What I felt. Then. Gone.
Here's the story; it starts at the end. It was the height of the summer when I fell; the leaves were on the trees. Now it's the deep of winter (the leaves fell off long ago) and this is it, my last night, and tonight what I want more than anything in the world is to have a stone in my shoe. To be walking along the pavement here outside a hotel and to feel a stone rattling about in my shoe as I walk, a small sharp stone, so that it jags into different parts of the sole and hurts just enough to be a pleasure, like scratching an itch. Imagine an itch. Imagine a foot, and a pavement beneath it, and a stone, and pressing the stone with my whole weight hard into the skin of the sole, or against the bones of the bigger toes, or the smaller toes, or the inside curve of the foot, or the heel, or the small ball of muscle that keeps a body upright and balanced and moving across the breathtaking still-hard surface of the world.

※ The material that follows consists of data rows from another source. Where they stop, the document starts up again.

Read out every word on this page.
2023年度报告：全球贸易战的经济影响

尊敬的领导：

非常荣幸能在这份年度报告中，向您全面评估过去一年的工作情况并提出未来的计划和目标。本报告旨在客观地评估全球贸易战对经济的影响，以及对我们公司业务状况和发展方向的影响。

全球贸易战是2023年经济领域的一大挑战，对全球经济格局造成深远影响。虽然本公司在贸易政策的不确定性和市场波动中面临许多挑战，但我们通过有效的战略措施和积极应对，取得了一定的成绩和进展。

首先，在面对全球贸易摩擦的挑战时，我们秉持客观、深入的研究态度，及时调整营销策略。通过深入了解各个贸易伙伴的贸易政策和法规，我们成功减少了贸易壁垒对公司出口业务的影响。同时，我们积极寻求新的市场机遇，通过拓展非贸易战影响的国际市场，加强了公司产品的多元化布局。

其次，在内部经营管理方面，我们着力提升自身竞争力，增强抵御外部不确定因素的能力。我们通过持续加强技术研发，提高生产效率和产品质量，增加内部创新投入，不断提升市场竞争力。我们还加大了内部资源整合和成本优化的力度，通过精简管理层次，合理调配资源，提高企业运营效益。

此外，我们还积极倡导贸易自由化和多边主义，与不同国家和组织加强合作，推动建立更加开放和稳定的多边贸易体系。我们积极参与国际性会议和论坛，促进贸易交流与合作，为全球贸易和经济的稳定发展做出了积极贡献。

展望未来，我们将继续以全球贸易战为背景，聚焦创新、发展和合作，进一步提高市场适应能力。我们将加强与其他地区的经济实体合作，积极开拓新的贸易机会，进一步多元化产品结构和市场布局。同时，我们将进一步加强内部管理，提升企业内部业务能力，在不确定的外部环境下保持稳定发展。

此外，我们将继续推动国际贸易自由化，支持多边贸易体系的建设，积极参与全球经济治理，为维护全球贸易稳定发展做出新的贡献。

Because now that my breath , you might say, has been taken, I miss such itching detail all the time. I don't want anything but it. I worry endlessley at the detail that would never had concerned me, not even for a moment of when I was still alive. For example, just for piece of mind, my fall. I would like very much to know how long it took, how long exactly, and I'd do it again in a minute given the chance, the gift of a chance, the chance of a living minute, sixty whole seconds, so many. I'd do it given only a fraction of that with my full weight behind me again if I could (and this time I'd throw myself willingly down it wooo-
hooooo and this time I'd count as I went, one elephant two eleph-ahh) if I could feel it again, how I hit it, the basement, from four floors up, from toe to head, dead. Dead leg. Dead arm. Dead hand. Dead eye. Dead I, four floors between me and the world, that's all it took to take me, that's the measure of it, the length and death of it, the short goodb-.